S.H. Ng1, H.P. Zhang2, C.S. Zhao1, H.H. Goh1

1Nanyang Technological University (SINGAPORE)
2Northeast Normal University (CHINA)
In the past, ethnic Chinese children in Singapore mostly came from the Chinese-speaking homes. However, in a recent statistic revealed by the Singapore Ministry of Education (2010), the proportion of ethnic Chinese Primary One children with English as the most frequently used home language rose from 28% in 1991 to 59% in 2010. This cohort of children and probably future cohorts of children will have different Chinese language learning needs and the current implemented Chinese language curriculum may no longer suit them. In order to create a more realistic and life-inclined curriculum, one will need to first identify the level of language competence needed to fulfill the daily needs of children and their subsequent reading needs in the future. On this basis, this study seeks to investigate the daily lexicon of Singapore primary level written Chinese media, which will provide important information and indication of the level of Chinese language competence to be achieved for better daily living and communication as well as for future information attainment.

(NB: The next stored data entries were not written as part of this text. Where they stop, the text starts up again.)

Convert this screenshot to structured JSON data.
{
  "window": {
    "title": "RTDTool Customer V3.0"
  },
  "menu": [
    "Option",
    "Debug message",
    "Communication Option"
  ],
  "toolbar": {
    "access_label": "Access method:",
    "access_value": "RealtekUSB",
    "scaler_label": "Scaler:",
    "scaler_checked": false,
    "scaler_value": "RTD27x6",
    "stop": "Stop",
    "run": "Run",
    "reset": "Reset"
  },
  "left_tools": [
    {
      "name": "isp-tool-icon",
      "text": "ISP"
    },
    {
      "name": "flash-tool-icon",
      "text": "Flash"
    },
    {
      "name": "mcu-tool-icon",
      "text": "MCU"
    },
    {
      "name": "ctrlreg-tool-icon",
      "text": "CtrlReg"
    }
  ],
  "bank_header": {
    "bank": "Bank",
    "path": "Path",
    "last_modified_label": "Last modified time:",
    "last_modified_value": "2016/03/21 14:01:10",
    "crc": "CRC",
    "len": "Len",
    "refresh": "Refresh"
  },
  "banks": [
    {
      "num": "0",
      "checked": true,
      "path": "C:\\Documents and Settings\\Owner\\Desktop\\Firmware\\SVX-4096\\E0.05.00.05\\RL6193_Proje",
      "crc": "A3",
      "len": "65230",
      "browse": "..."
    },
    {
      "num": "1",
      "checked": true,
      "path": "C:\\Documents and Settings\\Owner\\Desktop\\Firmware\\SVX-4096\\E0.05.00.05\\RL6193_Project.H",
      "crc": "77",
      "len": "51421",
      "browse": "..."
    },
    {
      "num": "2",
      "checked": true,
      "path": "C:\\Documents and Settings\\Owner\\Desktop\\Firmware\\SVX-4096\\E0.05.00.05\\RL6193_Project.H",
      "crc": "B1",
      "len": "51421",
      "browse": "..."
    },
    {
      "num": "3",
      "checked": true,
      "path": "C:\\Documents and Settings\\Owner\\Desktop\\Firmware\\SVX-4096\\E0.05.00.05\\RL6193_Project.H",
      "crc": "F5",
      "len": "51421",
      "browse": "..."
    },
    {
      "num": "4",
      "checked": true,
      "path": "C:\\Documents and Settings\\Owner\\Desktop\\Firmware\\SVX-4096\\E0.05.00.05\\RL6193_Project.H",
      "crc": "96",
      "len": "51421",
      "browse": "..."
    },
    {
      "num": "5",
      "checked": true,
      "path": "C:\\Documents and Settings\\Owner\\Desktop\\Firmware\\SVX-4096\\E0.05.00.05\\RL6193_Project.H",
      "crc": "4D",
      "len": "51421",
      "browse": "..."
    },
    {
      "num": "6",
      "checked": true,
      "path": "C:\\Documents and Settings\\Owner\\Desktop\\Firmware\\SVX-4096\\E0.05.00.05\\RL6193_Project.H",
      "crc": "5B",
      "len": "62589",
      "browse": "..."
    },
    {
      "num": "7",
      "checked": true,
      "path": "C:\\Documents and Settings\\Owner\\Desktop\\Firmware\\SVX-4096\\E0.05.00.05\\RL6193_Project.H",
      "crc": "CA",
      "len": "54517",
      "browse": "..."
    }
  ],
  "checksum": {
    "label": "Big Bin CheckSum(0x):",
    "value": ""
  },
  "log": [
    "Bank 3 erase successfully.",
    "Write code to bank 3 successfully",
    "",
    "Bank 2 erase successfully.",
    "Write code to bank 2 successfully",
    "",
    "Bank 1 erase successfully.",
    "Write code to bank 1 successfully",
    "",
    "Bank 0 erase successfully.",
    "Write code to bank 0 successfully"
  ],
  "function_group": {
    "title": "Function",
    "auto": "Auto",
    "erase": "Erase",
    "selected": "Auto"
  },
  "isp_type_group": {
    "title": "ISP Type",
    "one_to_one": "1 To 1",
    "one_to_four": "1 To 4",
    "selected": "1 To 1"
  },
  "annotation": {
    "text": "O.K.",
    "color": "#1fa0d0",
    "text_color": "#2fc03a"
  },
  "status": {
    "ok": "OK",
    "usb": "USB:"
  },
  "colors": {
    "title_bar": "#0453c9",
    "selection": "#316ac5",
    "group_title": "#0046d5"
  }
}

This article will report the findings of the said study which holds several significances. Above all, the corpus will generate the first Singapore primary-level written Chinese wordlists as resources for curriculum development and teachers training. In addition, the corpus constructed in this study will be a scientific and reliable basis for the development of courseware, source materials and ICT platforms for the teaching and learning of Mandarin.

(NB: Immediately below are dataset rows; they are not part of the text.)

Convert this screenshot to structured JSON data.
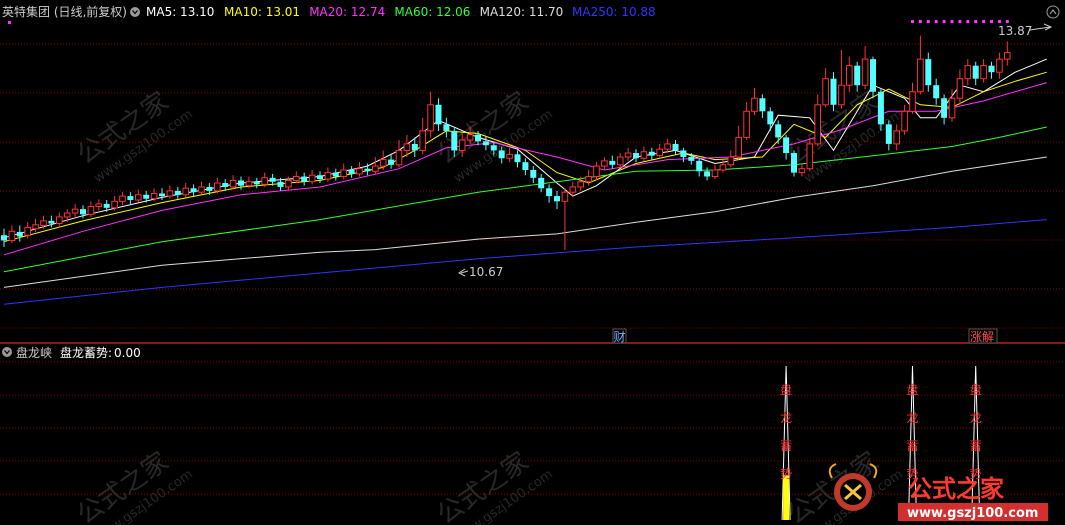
{
  "header": {
    "title": "英特集团 (日线,前复权)",
    "ma": [
      {
        "label": "MA5:",
        "value": "13.10",
        "color": "#ffffff"
      },
      {
        "label": "MA10:",
        "value": "13.01",
        "color": "#ffff00"
      },
      {
        "label": "MA20:",
        "value": "12.74",
        "color": "#ff33ff"
      },
      {
        "label": "MA60:",
        "value": "12.06",
        "color": "#33ff33"
      },
      {
        "label": "MA120:",
        "value": "11.70",
        "color": "#dddddd"
      },
      {
        "label": "MA250:",
        "value": "10.88",
        "color": "#3333ff"
      }
    ]
  },
  "markers": {
    "high": "13.87",
    "low": "10.67",
    "cai": "财",
    "zhangjie": "涨解"
  },
  "indicator": {
    "title": "盘龙峡",
    "label": "盘龙蓄势:",
    "value": "0.00",
    "signal_text": [
      "盘",
      "龙",
      "蓄",
      "势"
    ]
  },
  "watermark": {
    "cn": "公式之家",
    "url": "www.gszj100.com"
  },
  "logo": {
    "cn": "公式之家",
    "url": "www.gszj100.com"
  },
  "chart_data": {
    "type": "candlestick",
    "ylim": [
      9.6,
      14.2
    ],
    "up_color": "#ff3232",
    "down_color": "#54ffff",
    "candles": [
      [
        10.9,
        10.82,
        11.0,
        10.72
      ],
      [
        10.82,
        10.96,
        11.05,
        10.78
      ],
      [
        10.95,
        10.88,
        11.05,
        10.8
      ],
      [
        10.9,
        11.02,
        11.1,
        10.85
      ],
      [
        11.0,
        11.06,
        11.15,
        10.95
      ],
      [
        11.05,
        11.12,
        11.2,
        11.0
      ],
      [
        11.12,
        11.08,
        11.2,
        11.02
      ],
      [
        11.08,
        11.18,
        11.25,
        11.02
      ],
      [
        11.18,
        11.24,
        11.3,
        11.1
      ],
      [
        11.24,
        11.3,
        11.38,
        11.18
      ],
      [
        11.3,
        11.22,
        11.36,
        11.16
      ],
      [
        11.22,
        11.34,
        11.42,
        11.18
      ],
      [
        11.34,
        11.38,
        11.45,
        11.28
      ],
      [
        11.38,
        11.32,
        11.44,
        11.26
      ],
      [
        11.32,
        11.42,
        11.5,
        11.28
      ],
      [
        11.42,
        11.5,
        11.56,
        11.36
      ],
      [
        11.5,
        11.44,
        11.56,
        11.38
      ],
      [
        11.44,
        11.52,
        11.6,
        11.4
      ],
      [
        11.52,
        11.46,
        11.58,
        11.4
      ],
      [
        11.46,
        11.54,
        11.62,
        11.42
      ],
      [
        11.54,
        11.5,
        11.62,
        11.44
      ],
      [
        11.5,
        11.58,
        11.66,
        11.46
      ],
      [
        11.58,
        11.52,
        11.64,
        11.46
      ],
      [
        11.52,
        11.62,
        11.7,
        11.48
      ],
      [
        11.62,
        11.56,
        11.68,
        11.5
      ],
      [
        11.56,
        11.64,
        11.72,
        11.52
      ],
      [
        11.64,
        11.58,
        11.7,
        11.52
      ],
      [
        11.58,
        11.7,
        11.78,
        11.54
      ],
      [
        11.7,
        11.64,
        11.76,
        11.58
      ],
      [
        11.64,
        11.74,
        11.82,
        11.6
      ],
      [
        11.74,
        11.66,
        11.8,
        11.6
      ],
      [
        11.66,
        11.72,
        11.8,
        11.62
      ],
      [
        11.72,
        11.68,
        11.78,
        11.62
      ],
      [
        11.68,
        11.78,
        11.86,
        11.64
      ],
      [
        11.78,
        11.72,
        11.84,
        11.66
      ],
      [
        11.72,
        11.64,
        11.78,
        11.58
      ],
      [
        11.64,
        11.74,
        11.8,
        11.6
      ],
      [
        11.74,
        11.8,
        11.88,
        11.7
      ],
      [
        11.8,
        11.72,
        11.86,
        11.66
      ],
      [
        11.72,
        11.82,
        11.9,
        11.68
      ],
      [
        11.82,
        11.76,
        11.88,
        11.7
      ],
      [
        11.76,
        11.86,
        11.94,
        11.72
      ],
      [
        11.86,
        11.8,
        11.92,
        11.74
      ],
      [
        11.8,
        11.9,
        12.0,
        11.76
      ],
      [
        11.9,
        11.84,
        11.96,
        11.78
      ],
      [
        11.84,
        11.92,
        12.02,
        11.8
      ],
      [
        11.92,
        11.88,
        12.0,
        11.82
      ],
      [
        11.88,
        11.96,
        12.1,
        11.84
      ],
      [
        11.96,
        12.06,
        12.2,
        11.9
      ],
      [
        12.06,
        11.98,
        12.14,
        11.92
      ],
      [
        11.98,
        12.2,
        12.36,
        11.94
      ],
      [
        12.2,
        12.3,
        12.44,
        12.1
      ],
      [
        12.3,
        12.2,
        12.4,
        12.1
      ],
      [
        12.2,
        12.5,
        12.7,
        12.14
      ],
      [
        12.5,
        12.9,
        13.1,
        12.4
      ],
      [
        12.9,
        12.6,
        13.0,
        12.5
      ],
      [
        12.6,
        12.5,
        12.7,
        12.4
      ],
      [
        12.5,
        12.2,
        12.56,
        12.1
      ],
      [
        12.2,
        12.36,
        12.46,
        12.1
      ],
      [
        12.36,
        12.44,
        12.56,
        12.3
      ],
      [
        12.44,
        12.34,
        12.5,
        12.28
      ],
      [
        12.34,
        12.28,
        12.42,
        12.2
      ],
      [
        12.28,
        12.2,
        12.34,
        12.12
      ],
      [
        12.2,
        12.08,
        12.26,
        12.0
      ],
      [
        12.08,
        12.14,
        12.24,
        12.02
      ],
      [
        12.14,
        12.02,
        12.2,
        11.94
      ],
      [
        12.02,
        11.9,
        12.08,
        11.82
      ],
      [
        11.9,
        11.78,
        11.96,
        11.7
      ],
      [
        11.78,
        11.62,
        11.84,
        11.56
      ],
      [
        11.62,
        11.5,
        11.68,
        11.4
      ],
      [
        11.5,
        11.42,
        11.58,
        11.3
      ],
      [
        11.42,
        11.56,
        11.62,
        10.67
      ],
      [
        11.56,
        11.64,
        11.72,
        11.48
      ],
      [
        11.64,
        11.72,
        11.8,
        11.58
      ],
      [
        11.72,
        11.8,
        11.9,
        11.66
      ],
      [
        11.8,
        11.96,
        12.02,
        11.74
      ],
      [
        11.96,
        12.04,
        12.1,
        11.9
      ],
      [
        12.04,
        11.98,
        12.12,
        11.92
      ],
      [
        11.98,
        12.1,
        12.16,
        11.94
      ],
      [
        12.1,
        12.16,
        12.24,
        12.04
      ],
      [
        12.16,
        12.08,
        12.22,
        12.02
      ],
      [
        12.08,
        12.18,
        12.26,
        12.04
      ],
      [
        12.18,
        12.12,
        12.24,
        12.06
      ],
      [
        12.12,
        12.22,
        12.3,
        12.08
      ],
      [
        12.22,
        12.3,
        12.38,
        12.16
      ],
      [
        12.3,
        12.2,
        12.36,
        12.14
      ],
      [
        12.2,
        12.1,
        12.24,
        12.02
      ],
      [
        12.1,
        12.04,
        12.16,
        11.98
      ],
      [
        12.04,
        11.88,
        12.08,
        11.8
      ],
      [
        11.88,
        11.8,
        11.94,
        11.74
      ],
      [
        11.8,
        11.9,
        11.98,
        11.76
      ],
      [
        11.9,
        11.98,
        12.06,
        11.86
      ],
      [
        11.98,
        12.1,
        12.2,
        11.94
      ],
      [
        12.1,
        12.4,
        12.58,
        12.06
      ],
      [
        12.4,
        12.8,
        12.94,
        12.36
      ],
      [
        12.8,
        13.0,
        13.16,
        12.74
      ],
      [
        13.0,
        12.8,
        13.06,
        12.7
      ],
      [
        12.8,
        12.6,
        12.86,
        12.5
      ],
      [
        12.6,
        12.4,
        12.66,
        12.3
      ],
      [
        12.4,
        12.16,
        12.44,
        12.06
      ],
      [
        12.16,
        11.86,
        12.2,
        11.8
      ],
      [
        11.86,
        11.92,
        12.0,
        11.8
      ],
      [
        11.92,
        12.3,
        12.4,
        11.88
      ],
      [
        12.3,
        12.9,
        13.06,
        12.26
      ],
      [
        12.9,
        13.3,
        13.46,
        12.86
      ],
      [
        13.3,
        12.9,
        13.4,
        12.8
      ],
      [
        12.9,
        13.2,
        13.74,
        12.84
      ],
      [
        13.2,
        13.5,
        13.64,
        13.1
      ],
      [
        13.5,
        13.2,
        13.56,
        13.1
      ],
      [
        13.2,
        13.6,
        13.8,
        13.14
      ],
      [
        13.6,
        13.1,
        13.64,
        13.0
      ],
      [
        13.1,
        12.6,
        13.14,
        12.5
      ],
      [
        12.6,
        12.3,
        12.66,
        12.2
      ],
      [
        12.3,
        12.5,
        12.6,
        12.2
      ],
      [
        12.5,
        12.8,
        12.9,
        12.44
      ],
      [
        12.8,
        13.1,
        13.24,
        12.76
      ],
      [
        13.1,
        13.6,
        13.96,
        13.06
      ],
      [
        13.6,
        13.2,
        13.7,
        13.1
      ],
      [
        13.2,
        13.0,
        13.3,
        12.9
      ],
      [
        13.0,
        12.7,
        13.06,
        12.6
      ],
      [
        12.7,
        13.0,
        13.14,
        12.64
      ],
      [
        13.0,
        13.3,
        13.44,
        12.9
      ],
      [
        13.3,
        13.5,
        13.6,
        13.2
      ],
      [
        13.5,
        13.3,
        13.56,
        13.2
      ],
      [
        13.3,
        13.5,
        13.6,
        13.24
      ],
      [
        13.5,
        13.4,
        13.56,
        13.3
      ],
      [
        13.4,
        13.6,
        13.7,
        13.3
      ],
      [
        13.6,
        13.7,
        13.87,
        13.5
      ]
    ],
    "lines": [
      {
        "name": "MA5",
        "color": "#ffffff",
        "pts": [
          [
            0,
            10.86
          ],
          [
            10,
            11.2
          ],
          [
            20,
            11.48
          ],
          [
            30,
            11.7
          ],
          [
            40,
            11.8
          ],
          [
            46,
            11.96
          ],
          [
            50,
            12.2
          ],
          [
            55,
            12.66
          ],
          [
            60,
            12.4
          ],
          [
            65,
            12.22
          ],
          [
            70,
            11.7
          ],
          [
            72,
            11.5
          ],
          [
            75,
            11.66
          ],
          [
            80,
            12.1
          ],
          [
            85,
            12.2
          ],
          [
            90,
            12.0
          ],
          [
            95,
            12.1
          ],
          [
            98,
            12.74
          ],
          [
            102,
            12.7
          ],
          [
            105,
            12.2
          ],
          [
            110,
            13.2
          ],
          [
            114,
            13.0
          ],
          [
            116,
            12.7
          ],
          [
            118,
            12.7
          ],
          [
            121,
            13.2
          ],
          [
            124,
            13.1
          ],
          [
            128,
            13.4
          ],
          [
            130,
            13.5
          ],
          [
            132,
            13.6
          ]
        ]
      },
      {
        "name": "MA10",
        "color": "#ffff00",
        "pts": [
          [
            0,
            10.8
          ],
          [
            10,
            11.12
          ],
          [
            20,
            11.4
          ],
          [
            30,
            11.64
          ],
          [
            40,
            11.74
          ],
          [
            48,
            11.94
          ],
          [
            52,
            12.2
          ],
          [
            56,
            12.5
          ],
          [
            60,
            12.46
          ],
          [
            66,
            12.2
          ],
          [
            70,
            11.86
          ],
          [
            74,
            11.7
          ],
          [
            80,
            12.0
          ],
          [
            86,
            12.16
          ],
          [
            90,
            12.06
          ],
          [
            96,
            12.1
          ],
          [
            100,
            12.6
          ],
          [
            104,
            12.4
          ],
          [
            108,
            12.9
          ],
          [
            112,
            13.14
          ],
          [
            116,
            12.9
          ],
          [
            120,
            12.86
          ],
          [
            124,
            13.1
          ],
          [
            128,
            13.26
          ],
          [
            132,
            13.4
          ]
        ]
      },
      {
        "name": "MA20",
        "color": "#ff33ff",
        "pts": [
          [
            0,
            10.6
          ],
          [
            10,
            10.96
          ],
          [
            20,
            11.28
          ],
          [
            30,
            11.52
          ],
          [
            40,
            11.64
          ],
          [
            50,
            11.92
          ],
          [
            56,
            12.24
          ],
          [
            62,
            12.32
          ],
          [
            70,
            12.1
          ],
          [
            76,
            11.9
          ],
          [
            84,
            12.06
          ],
          [
            92,
            12.1
          ],
          [
            100,
            12.3
          ],
          [
            106,
            12.52
          ],
          [
            112,
            12.8
          ],
          [
            118,
            12.8
          ],
          [
            124,
            12.96
          ],
          [
            128,
            13.1
          ],
          [
            132,
            13.24
          ]
        ]
      },
      {
        "name": "MA60",
        "color": "#33ff33",
        "pts": [
          [
            0,
            10.34
          ],
          [
            20,
            10.8
          ],
          [
            40,
            11.14
          ],
          [
            60,
            11.56
          ],
          [
            70,
            11.72
          ],
          [
            80,
            11.88
          ],
          [
            90,
            11.9
          ],
          [
            100,
            11.98
          ],
          [
            110,
            12.12
          ],
          [
            120,
            12.26
          ],
          [
            126,
            12.4
          ],
          [
            132,
            12.56
          ]
        ]
      },
      {
        "name": "MA120",
        "color": "#dddddd",
        "pts": [
          [
            0,
            10.1
          ],
          [
            20,
            10.44
          ],
          [
            40,
            10.64
          ],
          [
            47,
            10.68
          ],
          [
            60,
            10.84
          ],
          [
            70,
            10.92
          ],
          [
            80,
            11.1
          ],
          [
            90,
            11.26
          ],
          [
            100,
            11.48
          ],
          [
            110,
            11.66
          ],
          [
            120,
            11.88
          ],
          [
            132,
            12.1
          ]
        ]
      },
      {
        "name": "MA250",
        "color": "#3333ff",
        "pts": [
          [
            0,
            9.84
          ],
          [
            20,
            10.1
          ],
          [
            40,
            10.32
          ],
          [
            60,
            10.54
          ],
          [
            80,
            10.72
          ],
          [
            100,
            10.86
          ],
          [
            120,
            11.02
          ],
          [
            132,
            11.14
          ]
        ]
      }
    ],
    "indicator_signals": [
      {
        "index": 99,
        "level": 1.0
      },
      {
        "index": 115,
        "level": 1.0
      },
      {
        "index": 123,
        "level": 1.0
      }
    ]
  }
}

This study was carried out through a construction of a specialized corpus, which drew data from two broad categorized sources, namely the newspapers and the non-newspaper. In order to ensure an unbiased corpus, stratified sampling and systematic sampling was adopted during the data collection process. For the newspapers data, it includes two popular students’ newspaper, namely “Thumbs Up” and “Comma”. Data were drawn from the headline news, entertainment information and leisure information, which accounts for 25% of the main corpus. The non-newspaper media accounts for the remaining 75% of the data, which drew data from storybooks, drama scripts, teaching materials, magazines, song lyrics, comics, internet information, notices and other written texts. According to a media engagement survey carried out by the research team, the collection of those data shall be representative and homogenous to reflect the written Chinese engaged by Singapore primary schools children. In total, the corpus collected approximately 1.2-million Chinese character-tokens.

As the study is due to complete by the end of this year, the research team will generate wordlists from the two corpora. The wordlists will be complied according to different orders of three layers. The first layer will consist of wordlists of different genres, e.g. headline news, entertainment information, etc. The second layer will consist of frequency wordlists of different genres and alphabetical wordlists (by Hanyu Pinyin) of different genres, e.g. headline news frequency wordlist, headline news alphabetical wordlist, etc. The third layer will consist of the high frequency wordlists, for instance the top 500 or top 1000. At the end of the study, an analysis of the various wordlists will be made to provide insight into the daily lexicon of Singapore primary level written Chinese.